Psychology, Risk and Learning

Psychology, Risk and Learning
A Human Dymensions Blog www.humandymensions.com

Thursday 2 August 2012

Mental Effort and Managing Risk


When we are put in a scary situation such as overtaking a car with little margin for error, people in the car stop talking.  We shift our energy from one focus to another.  The control of attention is shared by both rational and arational systems, the conscious and the unconscious both go to work.  Neuroscience tell us that the more we exert energy to attend to something, the more other parts of our system change.  It’s like the use of electricity, it takes more power to heat a room than to light a room.  The more intense the activity, the more energy is needed.  As we become skilled at a task, the less energy is needed, our brain has rewired and created quicker circuits for action.  This is why we require less concentration to do something after repetition, our brain wires in such a way that it becomes quicker and easier.  This is why we can multitask on familiar activities and why new activities are so demanding.

An interesting thing about mind and energy demand is that it can be measured.  Eckhard Hess described the pupil of the eye as the window to the soul.  The pupils are a sensitive indicator of mental effort, they dilate substantially the more effort is required for thinking.  This is quite distinct from emotional arousal.  Hess set up experiments with mental activity with people in a set up like an optician’s examination.  With the person’s head resting on a chin-and-forehead rest, Hess measured pupil dilation with a camera as subjects answered a range of difficult questions or were challenged by word or number puzzles.  Similar experiments were conducted by Daniel Kahneman which confirmed these findings.

So here is your experiment.  Hold your head steady and set up a video camera on a tripod focused on your face.  Next, work on some Rebus puzzles you have not seen before and see how you go.  Review the video and see if anything changed with your pupils.  Why does all this matter?  There are several reasons which relate to the way we manage risk at work, particularly: 
The pressure and expectations placed on newly inducted workers. 

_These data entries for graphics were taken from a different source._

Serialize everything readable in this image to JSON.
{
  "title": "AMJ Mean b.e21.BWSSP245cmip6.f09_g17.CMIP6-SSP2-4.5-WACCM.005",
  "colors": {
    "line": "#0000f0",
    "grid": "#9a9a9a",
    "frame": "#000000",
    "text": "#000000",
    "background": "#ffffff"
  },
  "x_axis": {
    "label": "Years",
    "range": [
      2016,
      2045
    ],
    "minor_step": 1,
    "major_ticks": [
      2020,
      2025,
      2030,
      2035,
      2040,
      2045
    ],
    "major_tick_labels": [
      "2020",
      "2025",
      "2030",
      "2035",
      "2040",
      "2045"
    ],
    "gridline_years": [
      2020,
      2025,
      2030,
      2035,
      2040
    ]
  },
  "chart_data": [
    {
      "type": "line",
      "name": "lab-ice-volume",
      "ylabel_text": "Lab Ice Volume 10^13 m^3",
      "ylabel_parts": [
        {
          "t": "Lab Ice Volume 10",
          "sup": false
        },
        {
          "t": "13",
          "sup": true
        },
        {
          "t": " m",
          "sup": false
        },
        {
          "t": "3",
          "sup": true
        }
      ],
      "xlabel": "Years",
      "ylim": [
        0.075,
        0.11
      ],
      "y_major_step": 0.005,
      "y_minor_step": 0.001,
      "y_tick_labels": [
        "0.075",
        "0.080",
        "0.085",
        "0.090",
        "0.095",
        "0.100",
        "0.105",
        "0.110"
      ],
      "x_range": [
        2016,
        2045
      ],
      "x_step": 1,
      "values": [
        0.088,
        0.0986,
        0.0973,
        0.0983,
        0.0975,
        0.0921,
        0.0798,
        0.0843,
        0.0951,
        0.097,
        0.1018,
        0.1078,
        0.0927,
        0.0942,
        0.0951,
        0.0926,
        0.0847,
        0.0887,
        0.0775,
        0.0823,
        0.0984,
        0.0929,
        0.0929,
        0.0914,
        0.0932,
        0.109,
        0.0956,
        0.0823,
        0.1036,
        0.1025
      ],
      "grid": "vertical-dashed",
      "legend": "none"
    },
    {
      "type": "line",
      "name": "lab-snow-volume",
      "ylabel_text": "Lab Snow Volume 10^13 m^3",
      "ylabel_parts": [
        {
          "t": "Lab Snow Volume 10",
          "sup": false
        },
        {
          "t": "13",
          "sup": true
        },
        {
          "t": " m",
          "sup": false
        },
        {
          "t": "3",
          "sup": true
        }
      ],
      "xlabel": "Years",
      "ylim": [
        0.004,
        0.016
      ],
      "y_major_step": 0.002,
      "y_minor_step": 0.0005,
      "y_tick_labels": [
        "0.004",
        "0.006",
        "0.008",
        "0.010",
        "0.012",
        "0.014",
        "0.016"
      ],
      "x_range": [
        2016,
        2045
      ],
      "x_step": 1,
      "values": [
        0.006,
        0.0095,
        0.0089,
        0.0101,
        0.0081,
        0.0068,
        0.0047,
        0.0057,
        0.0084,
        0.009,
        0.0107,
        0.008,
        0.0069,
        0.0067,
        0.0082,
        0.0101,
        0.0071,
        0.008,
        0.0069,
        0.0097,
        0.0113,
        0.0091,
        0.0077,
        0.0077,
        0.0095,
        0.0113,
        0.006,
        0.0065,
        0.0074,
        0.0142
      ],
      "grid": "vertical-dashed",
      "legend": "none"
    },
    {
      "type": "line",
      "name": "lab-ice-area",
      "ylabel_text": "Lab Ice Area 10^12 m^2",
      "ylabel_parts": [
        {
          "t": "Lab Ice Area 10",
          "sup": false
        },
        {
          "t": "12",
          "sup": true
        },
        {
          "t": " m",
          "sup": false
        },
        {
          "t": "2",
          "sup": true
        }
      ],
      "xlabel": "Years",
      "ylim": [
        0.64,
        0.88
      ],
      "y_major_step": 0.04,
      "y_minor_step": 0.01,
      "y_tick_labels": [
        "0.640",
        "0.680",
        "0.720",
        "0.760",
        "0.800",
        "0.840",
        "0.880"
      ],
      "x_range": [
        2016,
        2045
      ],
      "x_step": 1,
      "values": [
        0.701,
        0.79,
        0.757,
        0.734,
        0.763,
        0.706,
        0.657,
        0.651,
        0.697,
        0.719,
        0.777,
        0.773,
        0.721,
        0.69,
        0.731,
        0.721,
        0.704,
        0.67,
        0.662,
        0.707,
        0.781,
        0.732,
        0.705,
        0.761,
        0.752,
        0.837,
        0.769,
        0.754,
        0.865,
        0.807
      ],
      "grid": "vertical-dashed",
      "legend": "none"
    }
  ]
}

  1. Pressure placed on young people. 
  2. Mental fatigue before holiday breaks
  3. Complacency due to exhaustion before holiday breaks
  4. Assumptions about alertness with experienced people and,
  5. Effort required for concentration without breaks

When it comes to managing risk, nothing is straight forward.  Managing risk is like mixing a complex cocktail.  If someone has performed a high risk task many times, it is likely that their mind has rewired strongly and made the task easier for them.  They can now do that task and mulitask.  With neuron rewiring and ease, comes complacency and boredom.  With high attention tasks also comes fatigue.  Research by Kahneman shows that fatigue also drives higher risk taking.  Continuous and intense concentration is exhausting but too many interruptions and breaks also causes misdirection and lapses in perception.  The idea is to get the balance right.

A great deal of research has been undertaken on fatigue with Air Traffic Controllers.  Shifts, rosters, rest breaks and periods of concentration have received much attention in an effort to better manage risk, not so in many other industries.

As Christmas approaches work level usually increases as everyone tries to finish off work for the holiday period.  I met some managers recently who had worked for seven days a week, 12 hours a day for the last 5 months and were going to do so right up until Christmas Day. 

Research into solving Rebus puzzles shows that if you can’t solve a puzzle and have a health break of more than 20 minutes, you will solve it more quickly on your second attempt.  If however, the break is too short, it can actually take longer to solve the puzzle than if you had no break at all.  Try this as an experiment for yourself.

The point of this discussion is not about Rebus puzzles but about getting the balance right.  The truth is, the creation of attention and concentration don’t occur by accident, but we know that an accident is often connected to a lack of attention to understanding and managing what it is to be human.